It had started with the blazing fire of new-found lovers. Consumed by their passion, and determined to share love and emotional affinity, neither Esther Arogundade, 32, nor Shola Adebiyi, both Nigerians, cared a hoot about their religious differences. They found love between themselves, and religion was not going to be a barrier. Or so they thought. While Arogundade was a devout Christian, Adebiyi was a committed Muslim.
Between them, they could handle their religious differences. But a third member, their daughter, soon joined to change their calculation. The faith to be practised by the two-year-old daughter became an issue. Should she be allowed to be a Muslim like the father or should she, like the mother, be a Christian? Neither parent accepted to bulge. And that began to generate tension and create rift between the erstwhile lovers.
The disagreement between them strained their relationship and that drove Arogundade into the arms of another man.

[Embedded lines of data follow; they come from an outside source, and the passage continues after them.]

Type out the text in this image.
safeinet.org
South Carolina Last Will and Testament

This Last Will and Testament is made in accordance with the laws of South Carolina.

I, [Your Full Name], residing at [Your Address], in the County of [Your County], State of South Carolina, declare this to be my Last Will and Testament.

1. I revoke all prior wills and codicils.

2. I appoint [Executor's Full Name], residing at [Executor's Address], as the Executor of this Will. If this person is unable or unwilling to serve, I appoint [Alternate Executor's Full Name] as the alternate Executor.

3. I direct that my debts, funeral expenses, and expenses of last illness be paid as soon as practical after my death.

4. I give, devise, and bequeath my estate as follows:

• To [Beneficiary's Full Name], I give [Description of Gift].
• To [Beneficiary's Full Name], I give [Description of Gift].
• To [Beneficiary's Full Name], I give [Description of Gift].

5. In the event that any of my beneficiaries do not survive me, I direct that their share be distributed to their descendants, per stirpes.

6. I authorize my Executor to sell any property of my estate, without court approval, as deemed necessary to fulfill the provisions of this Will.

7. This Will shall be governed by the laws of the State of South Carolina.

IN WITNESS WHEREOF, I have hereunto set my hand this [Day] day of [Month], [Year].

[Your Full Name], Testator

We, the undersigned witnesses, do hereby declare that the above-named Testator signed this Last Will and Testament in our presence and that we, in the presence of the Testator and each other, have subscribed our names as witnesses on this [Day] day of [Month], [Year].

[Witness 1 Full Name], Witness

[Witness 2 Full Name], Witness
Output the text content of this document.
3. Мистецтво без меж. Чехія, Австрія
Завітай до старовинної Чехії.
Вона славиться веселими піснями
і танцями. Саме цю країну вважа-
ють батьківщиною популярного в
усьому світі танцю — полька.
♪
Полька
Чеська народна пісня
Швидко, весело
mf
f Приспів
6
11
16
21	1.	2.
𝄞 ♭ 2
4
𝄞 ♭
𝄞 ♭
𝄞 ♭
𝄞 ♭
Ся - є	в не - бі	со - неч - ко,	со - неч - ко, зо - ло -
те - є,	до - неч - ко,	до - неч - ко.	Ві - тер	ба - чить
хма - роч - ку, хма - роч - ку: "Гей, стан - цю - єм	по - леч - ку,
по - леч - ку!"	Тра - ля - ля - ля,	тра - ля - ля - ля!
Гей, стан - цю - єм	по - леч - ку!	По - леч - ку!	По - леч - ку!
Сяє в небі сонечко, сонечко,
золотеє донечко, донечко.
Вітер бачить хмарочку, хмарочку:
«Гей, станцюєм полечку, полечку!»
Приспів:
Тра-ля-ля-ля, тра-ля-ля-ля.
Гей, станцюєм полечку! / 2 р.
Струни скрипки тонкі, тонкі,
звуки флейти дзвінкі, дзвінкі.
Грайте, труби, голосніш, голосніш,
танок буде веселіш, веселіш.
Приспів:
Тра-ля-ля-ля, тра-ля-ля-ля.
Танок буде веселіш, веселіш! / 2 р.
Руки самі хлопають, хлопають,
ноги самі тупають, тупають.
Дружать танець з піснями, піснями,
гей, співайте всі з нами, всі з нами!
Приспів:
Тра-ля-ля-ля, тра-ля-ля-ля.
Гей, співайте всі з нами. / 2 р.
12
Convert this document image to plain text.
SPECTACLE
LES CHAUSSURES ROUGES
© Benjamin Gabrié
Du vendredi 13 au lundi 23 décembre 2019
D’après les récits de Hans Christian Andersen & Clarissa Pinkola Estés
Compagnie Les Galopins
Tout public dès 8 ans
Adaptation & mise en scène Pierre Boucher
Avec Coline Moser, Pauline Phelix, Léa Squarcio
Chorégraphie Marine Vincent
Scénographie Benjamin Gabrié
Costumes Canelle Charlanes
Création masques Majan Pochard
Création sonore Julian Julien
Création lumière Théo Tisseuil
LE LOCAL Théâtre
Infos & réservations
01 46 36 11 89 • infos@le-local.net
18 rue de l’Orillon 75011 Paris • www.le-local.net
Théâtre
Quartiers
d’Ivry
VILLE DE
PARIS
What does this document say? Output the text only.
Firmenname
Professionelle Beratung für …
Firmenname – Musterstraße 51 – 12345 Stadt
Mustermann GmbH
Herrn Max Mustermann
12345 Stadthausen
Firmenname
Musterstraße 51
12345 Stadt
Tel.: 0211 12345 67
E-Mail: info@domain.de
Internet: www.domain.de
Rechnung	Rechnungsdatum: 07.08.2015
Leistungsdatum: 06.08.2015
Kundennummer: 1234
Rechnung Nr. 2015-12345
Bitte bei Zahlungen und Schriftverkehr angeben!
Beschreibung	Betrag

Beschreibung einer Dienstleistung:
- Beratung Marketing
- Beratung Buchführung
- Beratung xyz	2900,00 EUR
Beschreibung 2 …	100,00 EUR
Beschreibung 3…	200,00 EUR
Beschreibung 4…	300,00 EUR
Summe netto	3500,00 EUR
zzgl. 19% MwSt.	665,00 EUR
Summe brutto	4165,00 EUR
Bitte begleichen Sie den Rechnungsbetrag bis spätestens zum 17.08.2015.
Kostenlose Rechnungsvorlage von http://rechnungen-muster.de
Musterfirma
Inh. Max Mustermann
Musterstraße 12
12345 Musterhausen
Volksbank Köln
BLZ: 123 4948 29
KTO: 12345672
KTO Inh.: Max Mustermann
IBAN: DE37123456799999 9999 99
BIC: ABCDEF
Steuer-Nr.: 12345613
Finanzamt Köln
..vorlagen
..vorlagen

Unable to stand being ditched by her, Adebiyi plotted his revenge. One day, Adebiyi, a kitchen porter, attacked Arogundade, a worker with KFC, with a kitchen knife in her home and stabbed her 13 times.
He also drank oven cleaner in an attempt to kill himself and phoned Arogundade's new lover to say he would never see her again before confessing to the killing to a friend.
Police broke into the mother-of-two's home in Salford, Greater Manchester, and found Arogundade lying dead on the kitchen floor with multiple stab wounds to her back and front.
Adebiyi was jailed at Manchester Crown Court for a minimum of 20-and-a-half years after admitting killing her.
The court heard how Arogundade began dating Adebiyi in 2007 and that they later had a daughter now aged two but split up last year after a series of rows.
Rob Hall prosecuting said: 'These arguments were ignited by differences of opinion over the religion of their daughter - the defendant wanted her to convert from Christian to Islam, but Esther was a church goer.
'There were arguments about expenses, bills and childcare.'
Last March, Arogundade who also had a nine-year-old daughter living in Nigeria from a previous relationship, began a friendship with another man named in court as Mr. Alabi.
While visiting family in Africa, Alabi received a sinister phone call from Adebiyi, claiming he would be killed if he returned to the UK.
Alabi told Arogundade about the call and she spoke to Adebiyi but he initially denied it.
Hall added: 'Mr. Alabi returned to the UK and the relationship took the next step and it turned into a sexual relationship.
'They spent a great deal of time talking and texting on their mobile phones - it may well be that it came to the attention of the defendant.'
On June 26, Adebiyi cleared out his locker at work at a conference centre in Manchester then left armed with a large kitchen knife and waited for Arogundade and their daughter to come home.
Throughout that evening, there were phone calls between Alabi and Arogundade and also a child minder who was booked for the next day.
But the following morning, Adebiyi was said to have made 'frantic arrangements' to get child care for his daughter and handed her over at 9.50 am along with her birth certificate and left in her push chair.
He then called Alabi, who asked about the whereabouts and welfare of Arogundade only to be told he would never see her again.
He then called a friend and confessed he had killed her, claiming it had happened during a fight.
The friend went to the house and saw Adebiyi come out wearing a blood-stained T-shirt and holding a large black-handled knife.
He saw him throw the knife into nearby bushes.
In mitigation, defence counsel, Michael Lavery, said his client had made a 'very genuine' attempt to take his own life by drinking oven cleaner.
He added: "He took the knife to kill himself and his partner. He's lost his daughter as well as a consequence of his own actions.
"Many men and women have to endure the discovery that the husband, wife or partner is no longer content with the relationship they have. What the law cannot permit is the use of violence, which is what you used.
"It is tragic for the victim of this murder and a tragedy for the daughter and for the father too. It is his own fault, I know, but that is not going to make it easier for her."
Passing sentence, Judge Andrew Gilbart QC told Adebiyi it was not clear exactly when he had killed Arogundade.
He added: "Your relationship had come to an end with frequent disagreements and rows between the two of you.
"She formed a relationship with another man. You resented it, and tried to warn him off with threats.
"She let you know that she no longer wanted to be with you and wanted to pursue a relationship with another man.
"You were most upset at that prospect. She sought friendship elsewhere, including in an affair with another man. You were understandably upset but let me be clear about this.
"Many men and women have to endure the discovery that the husband, wife or partner is no longer content with the relationship they have.
"Many are jealous or unhappy. But what the law cannot and will not permit is the use of violence, which is what you used.
"I am prepared to accept that you were very upset - and indeed distraught - at what was happening to your relationship.
"'When you acted as you did you were under considerable emotional strain."
After the case, Senior Investigator Andrew Tattersall of Greater Manchester Police said: "The biggest tragedy here is that a young girl has now been deprived of both her parents.
"Her mother was taken from her in a vengeful, violent attack and no sentence today can bring her back."